Escravidão e Cristianismo
Várias questões se levantam sobre os motivos por que a Igreja em geral e Paulo em particular não condenam de pronto a escravidão e nem conclamam todos os proprietários de escravos na Igreja a emancipar os seus. Uma resposta que precisa ser logo abandonada sustenta que Paulo e outros, embora provavelmente conscientes da iniqüidade moral de escravidão, recusaram-se a proibir os cristãos de praticá-la porque a sociedade como um todo estava despreparado para uma reforma e se ela acontecesse produziria uma imediata revolução e tumulto, sem falar numa guerra mortal entre senhores e escravos. A dificuldade em aceitar esta perspectiva reside no fato de que ela ignora uma distinção muito vital entre o que é possível, provável e justo, com os limites de uma pequena comunidade em formação (...). Que revolução ou guerra de escravos teriam sido produzidas por um punhado de senhores (e os proprietários cristãos de escravos não tinham muitos) que resolvessem emancipar seus escravos?
É possível explicar o silêncio da Igreja primitiva sem apelar para estas hipóteses. Em primeiro lugar, estaremos certos em dizer que a incompatibilidade essencial entre escravidão e cristianismo, tão clara para nós, não tinha, aquela época passado pela mente do povo cristão. Em segundo lugar, embora Paulo estivesse consciente de algumas objeções à instituição, várias circunstâncias se combinam para enfraquecer as forças destes argumentos e desencorajar ou retardar a adoção de reformas práticas. A expectação pela Parousia naturalmente lhe levaria a considerar a extinção da escravatura uma questão relativamente sem importância. Ademais se escravos e senhor (ou apenas o senhor) fossem cristãos, o mal inerente da instituição seria dissimulado pela conduta cristã. Se somente o escravo fosse cristão, a humildade e paciência o impediriam de agitar em busca de sua emancipação.
(...) Do ponto de vista espiritual da igreja, a distinção entre escravo e livre, assim como entre homem e mulher, judeus e gregos, não tinha validade qualquer. (...) Por outro lado, a escravidão é percebida como um mal, uma vez que Paulo aconselha um escravo que teve a possibilidade de garantir a sua emancipação a que a aproveitasse (I co 7: 21), insinua a Filemon claramente a que emancipe Onésimo ( Fi 21) e usa várias expressões metafóricas que pressupunham ou implicavam em depreciação da condição escrava ( Gl 14:1, 3, 7,-9, 24ss; 5:1 I Co 7: 15; Rm 6:6, 8:15, 21, 9:12, Ts 2:3, 3:3 ).

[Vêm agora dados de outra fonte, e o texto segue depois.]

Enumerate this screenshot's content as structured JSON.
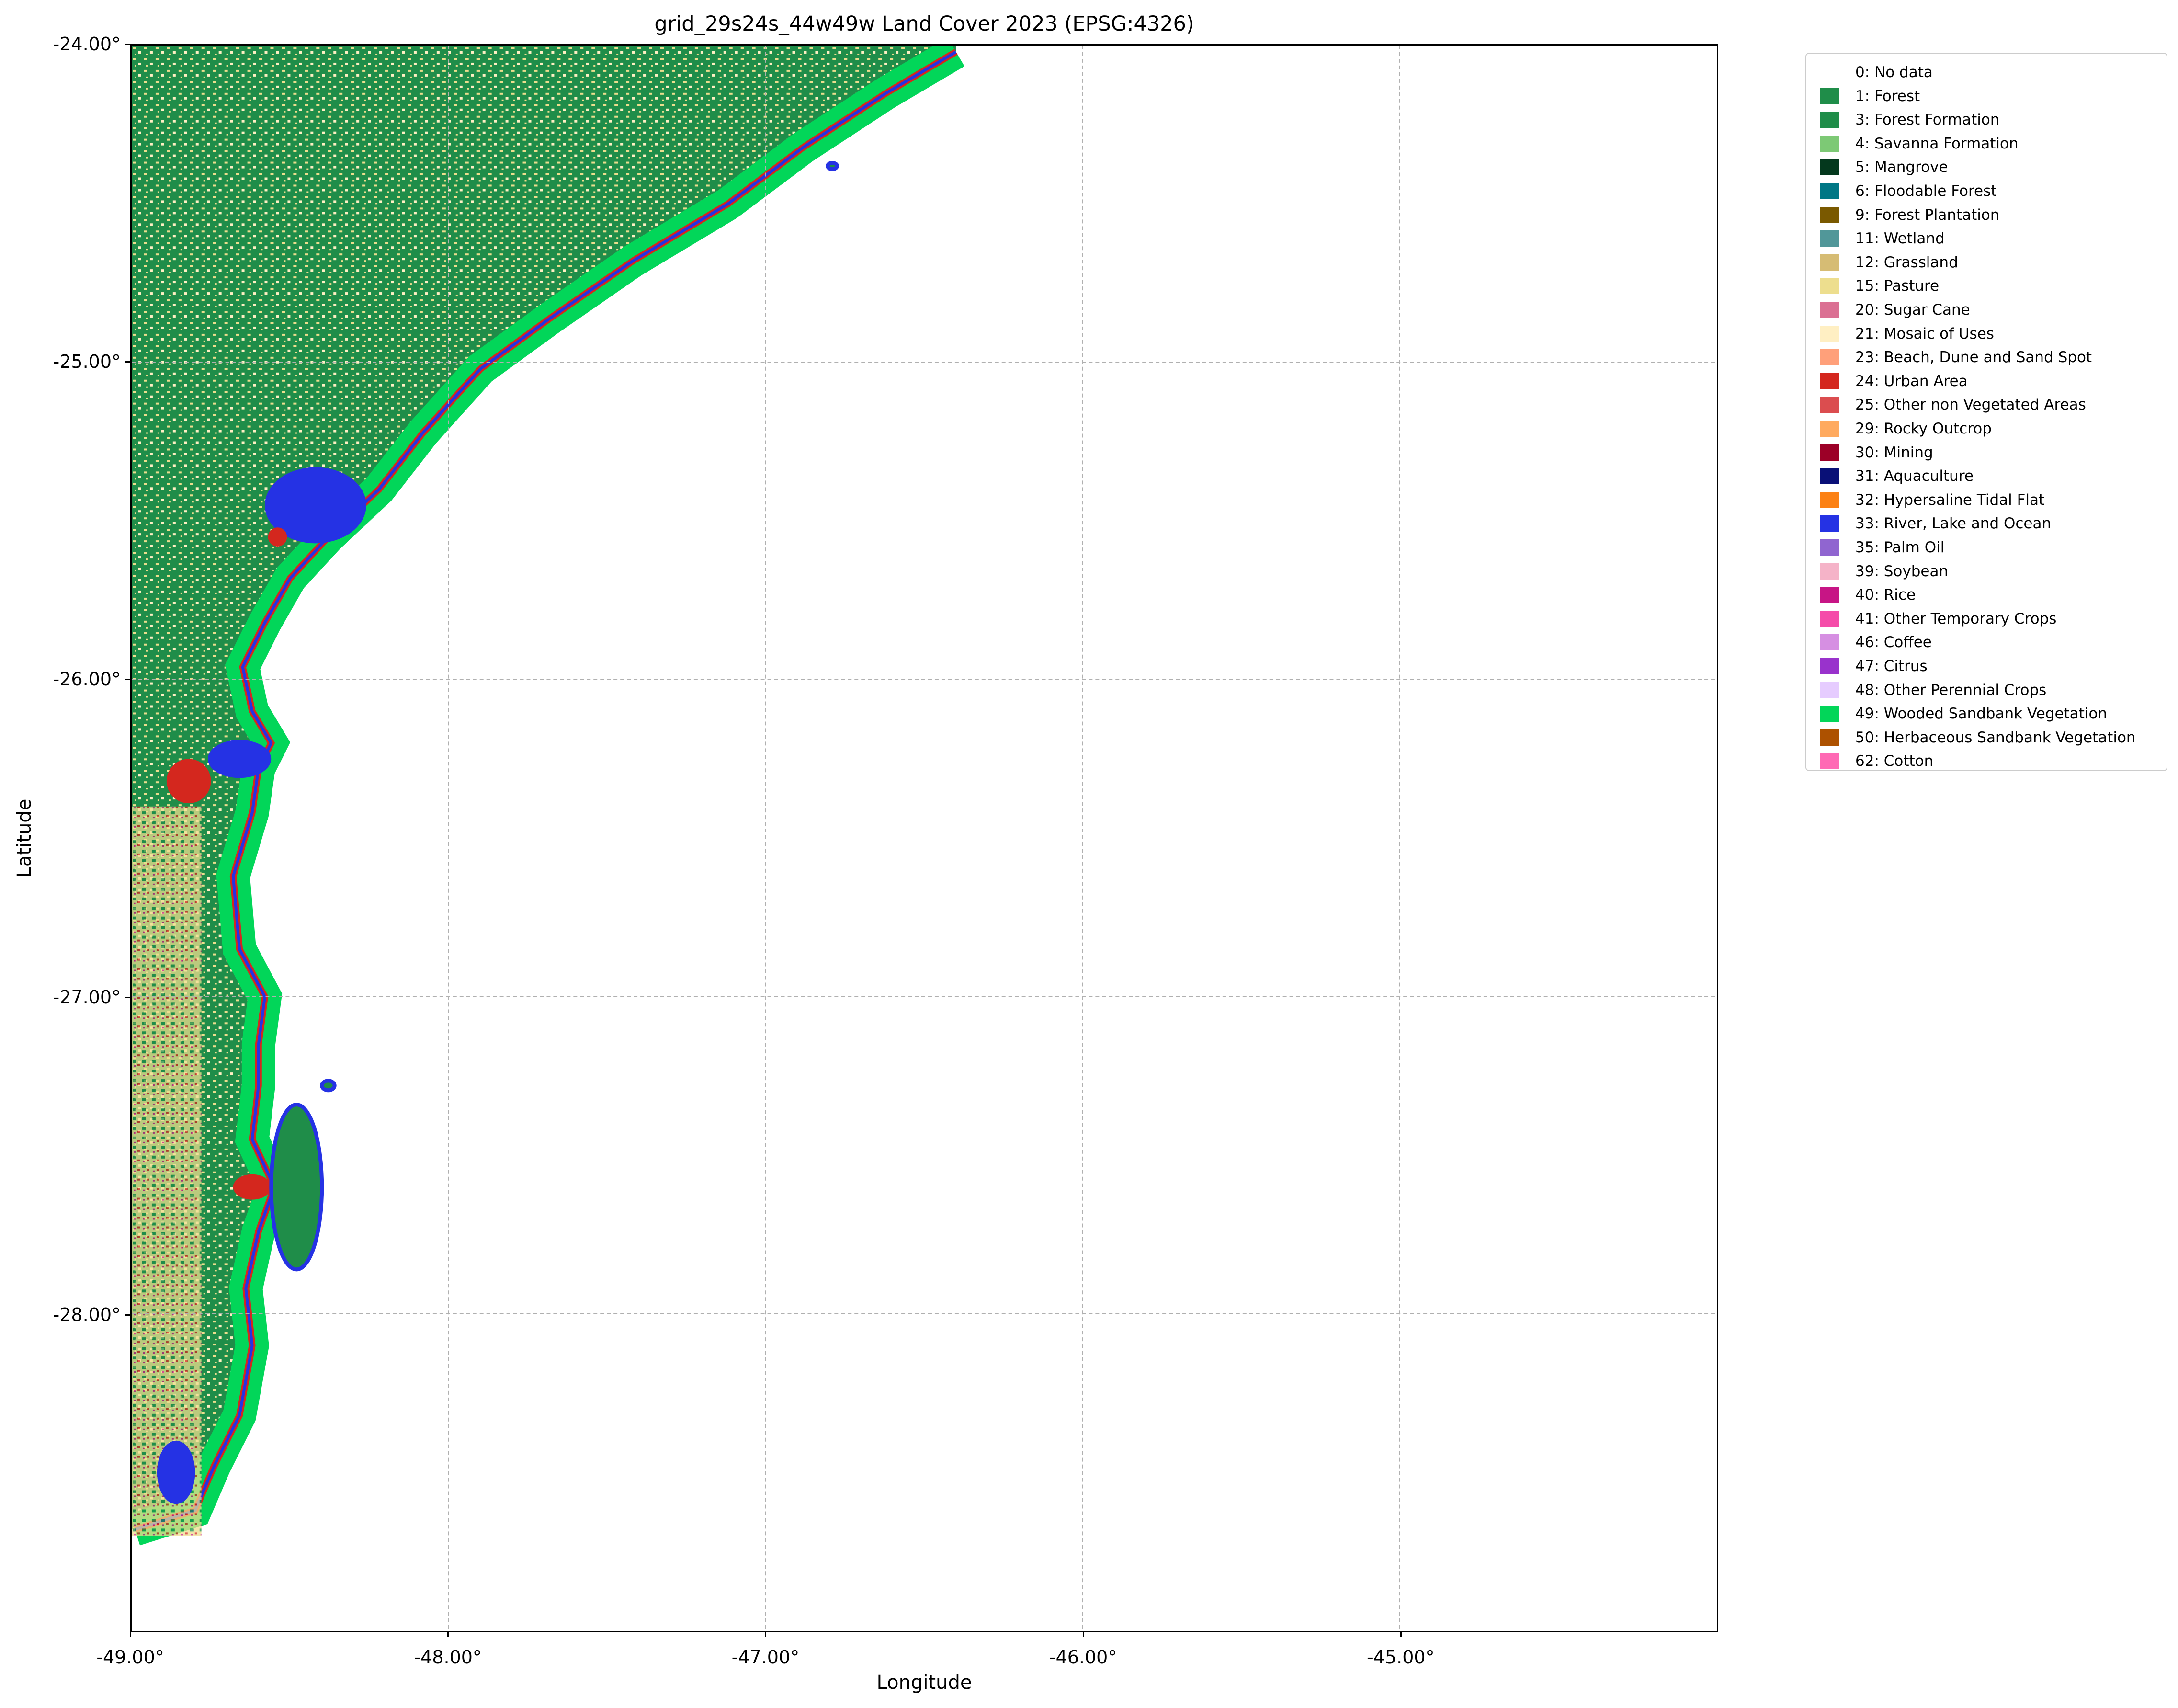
{
  "title": "grid_29s24s_44w49w Land Cover 2023 (EPSG:4326)",
  "axes": {
    "xlabel": "Longitude",
    "ylabel": "Latitude",
    "xlim": [
      -49.0,
      -44.0
    ],
    "ylim": [
      -29.0,
      -24.0
    ],
    "xticks": [
      {
        "value": -49.0,
        "label": "-49.00°"
      },
      {
        "value": -48.0,
        "label": "-48.00°"
      },
      {
        "value": -47.0,
        "label": "-47.00°"
      },
      {
        "value": -46.0,
        "label": "-46.00°"
      },
      {
        "value": -45.0,
        "label": "-45.00°"
      }
    ],
    "yticks": [
      {
        "value": -24.0,
        "label": "-24.00°"
      },
      {
        "value": -25.0,
        "label": "-25.00°"
      },
      {
        "value": -26.0,
        "label": "-26.00°"
      },
      {
        "value": -27.0,
        "label": "-27.00°"
      },
      {
        "value": -28.0,
        "label": "-28.00°"
      }
    ],
    "grid": true
  },
  "legend": {
    "placement": "outside-right-top",
    "items": [
      {
        "label": "0: No data",
        "color": "#ffffff"
      },
      {
        "label": "1: Forest",
        "color": "#1f8d49"
      },
      {
        "label": "3: Forest Formation",
        "color": "#1f8d49"
      },
      {
        "label": "4: Savanna Formation",
        "color": "#7dc975"
      },
      {
        "label": "5: Mangrove",
        "color": "#04381d"
      },
      {
        "label": "6: Floodable Forest",
        "color": "#007785"
      },
      {
        "label": "9: Forest Plantation",
        "color": "#7a5900"
      },
      {
        "label": "11: Wetland",
        "color": "#519799"
      },
      {
        "label": "12: Grassland",
        "color": "#d6bc74"
      },
      {
        "label": "15: Pasture",
        "color": "#edde8e"
      },
      {
        "label": "20: Sugar Cane",
        "color": "#db7093"
      },
      {
        "label": "21: Mosaic of Uses",
        "color": "#ffefc3"
      },
      {
        "label": "23: Beach, Dune and Sand Spot",
        "color": "#ffa07a"
      },
      {
        "label": "24: Urban Area",
        "color": "#d4271e"
      },
      {
        "label": "25: Other non Vegetated Areas",
        "color": "#db4d4f"
      },
      {
        "label": "29: Rocky Outcrop",
        "color": "#ffaa5f"
      },
      {
        "label": "30: Mining",
        "color": "#9c0027"
      },
      {
        "label": "31: Aquaculture",
        "color": "#091077"
      },
      {
        "label": "32: Hypersaline Tidal Flat",
        "color": "#fc8114"
      },
      {
        "label": "33: River, Lake and Ocean",
        "color": "#2532e4"
      },
      {
        "label": "35: Palm Oil",
        "color": "#9065d0"
      },
      {
        "label": "39: Soybean",
        "color": "#f5b3c8"
      },
      {
        "label": "40: Rice",
        "color": "#c71585"
      },
      {
        "label": "41: Other Temporary Crops",
        "color": "#f54ca9"
      },
      {
        "label": "46: Coffee",
        "color": "#d68fe2"
      },
      {
        "label": "47: Citrus",
        "color": "#9932cc"
      },
      {
        "label": "48: Other Perennial Crops",
        "color": "#e6ccff"
      },
      {
        "label": "49: Wooded Sandbank Vegetation",
        "color": "#02d659"
      },
      {
        "label": "50: Herbaceous Sandbank Vegetation",
        "color": "#ad5100"
      },
      {
        "label": "62: Cotton",
        "color": "#ff69b4"
      }
    ]
  },
  "map_data": {
    "coastline": [
      [
        -48.99,
        -28.68
      ],
      [
        -48.8,
        -28.62
      ],
      [
        -48.74,
        -28.48
      ],
      [
        -48.66,
        -28.32
      ],
      [
        -48.62,
        -28.1
      ],
      [
        -48.64,
        -27.92
      ],
      [
        -48.6,
        -27.74
      ],
      [
        -48.55,
        -27.6
      ],
      [
        -48.62,
        -27.45
      ],
      [
        -48.6,
        -27.28
      ],
      [
        -48.6,
        -27.15
      ],
      [
        -48.58,
        -27.0
      ],
      [
        -48.66,
        -26.85
      ],
      [
        -48.68,
        -26.62
      ],
      [
        -48.62,
        -26.42
      ],
      [
        -48.6,
        -26.28
      ],
      [
        -48.56,
        -26.2
      ],
      [
        -48.62,
        -26.1
      ],
      [
        -48.65,
        -25.96
      ],
      [
        -48.58,
        -25.82
      ],
      [
        -48.5,
        -25.68
      ],
      [
        -48.38,
        -25.55
      ],
      [
        -48.22,
        -25.4
      ],
      [
        -48.08,
        -25.22
      ],
      [
        -47.9,
        -25.02
      ],
      [
        -47.68,
        -24.86
      ],
      [
        -47.42,
        -24.68
      ],
      [
        -47.12,
        -24.5
      ],
      [
        -46.88,
        -24.32
      ],
      [
        -46.62,
        -24.15
      ],
      [
        -46.4,
        -24.02
      ]
    ],
    "islands": [
      {
        "lon": -48.48,
        "lat": -27.6,
        "rx": 0.08,
        "ry": 0.26
      },
      {
        "lon": -46.79,
        "lat": -24.38,
        "rx": 0.015,
        "ry": 0.01
      },
      {
        "lon": -48.38,
        "lat": -27.28,
        "rx": 0.02,
        "ry": 0.015
      }
    ],
    "bays": [
      {
        "lon": -48.42,
        "lat": -25.45,
        "rx": 0.16,
        "ry": 0.12
      },
      {
        "lon": -48.66,
        "lat": -26.25,
        "rx": 0.1,
        "ry": 0.06
      },
      {
        "lon": -48.86,
        "lat": -28.5,
        "rx": 0.06,
        "ry": 0.1
      }
    ],
    "urban": [
      {
        "lon": -48.82,
        "lat": -26.32,
        "rx": 0.07,
        "ry": 0.07
      },
      {
        "lon": -48.62,
        "lat": -27.6,
        "rx": 0.06,
        "ry": 0.04
      },
      {
        "lon": -48.54,
        "lat": -25.55,
        "rx": 0.03,
        "ry": 0.03
      }
    ]
  }
}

Paradoxalmente, a servidão, não é um grande mal, mas o escravo é encorajado a permanecer pacientemente como está (I Co 7:20-22,24 ). Paulo manda de volta o escravo convertido, Onésimo, ao senhor de quem tinha furtado e fugido, mas não diz que tinha o direito de ser emancipado ( Fi 10:19 ). (...)

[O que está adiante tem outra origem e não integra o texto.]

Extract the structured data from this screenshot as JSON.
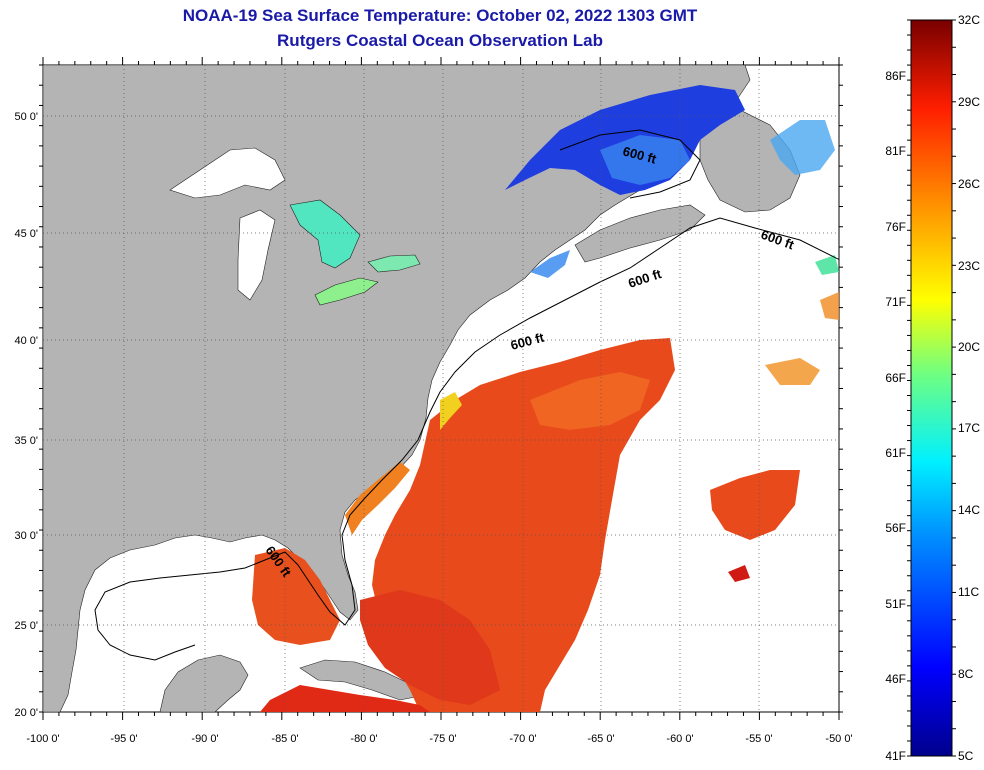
{
  "header": {
    "title": "NOAA-19 Sea Surface Temperature:  October 02, 2022 1303 GMT",
    "subtitle": "Rutgers Coastal Ocean Observation Lab"
  },
  "map": {
    "lon_labels": [
      "-100 0'",
      "-95 0'",
      "-90 0'",
      "-85 0'",
      "-80 0'",
      "-75 0'",
      "-70 0'",
      "-65 0'",
      "-60 0'",
      "-55 0'",
      "-50 0'"
    ],
    "lat_labels": [
      "50 0'",
      "45 0'",
      "40 0'",
      "35 0'",
      "30 0'",
      "25 0'",
      "20 0'"
    ],
    "contour_label": "600 ft",
    "colors": {
      "land": "#b4b4b4",
      "no_data": "#ffffff",
      "water_warm": "#e8501e",
      "water_cold": "#1e3ee0",
      "lakes": "#3ce0b4"
    }
  },
  "colorbar": {
    "celsius_labels": [
      "32C",
      "29C",
      "26C",
      "23C",
      "20C",
      "17C",
      "14C",
      "11C",
      "8C",
      "5C"
    ],
    "fahrenheit_labels": [
      "86F",
      "81F",
      "76F",
      "71F",
      "66F",
      "61F",
      "56F",
      "51F",
      "46F",
      "41F"
    ],
    "range_c": [
      5,
      32
    ],
    "range_f": [
      41,
      90
    ]
  }
}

Paulo aconselha aos senhores tratarem com justiça os seus escravos, mas não os ameaça, lembrando que eles tinham um senhor no céu que não manifestava nenhum prazer em estamentos sociais. Filemon foi exortado a receber Onésimo não como escravo, mas como um irmão querido. Os escravos em geral foram concitados a demonstrar uma obediência genuína e a respeitar seus senhores, não somente quando sob os olhos dos senhores, mas em sinceridade de coração, como escravos zelosos de Cristo, fazendo a Vontade de deus. Foram aconselhados a trabalhar com satisfação e não como refratários e ladrões. O crédito à doutrina cristã e a expectação pelo julgamento futuro lembrados para sancionar estes ensinos (Cl 3:22) aos cristãos foram particularmente avisados nas Epístolas Pastorais contra a tendência natural de desconsiderar a autoridade de seus senhores menos que os escravos pagãos faziam: eles deviam exercer melhor suas funções porque os beneficiários de seu trabalho eram amados irmãos em Cristo ( I Tm 6: 1-2 ). Pedro avisa aos escravos de senhores pagãos a serem submissos e respeitadores, não somente aos que eram bons, mas também aos que eram severos e perversos e lhe infligissem castigos injustamente. Eles deviam seguir exemplo do Cristo sofredor (I Pe 2:18-25 ). (...)
*Cecil Cadoux. The carly church and the world. Edinburgh, T.&T. Clark, 1955. pp. 131-135, 199.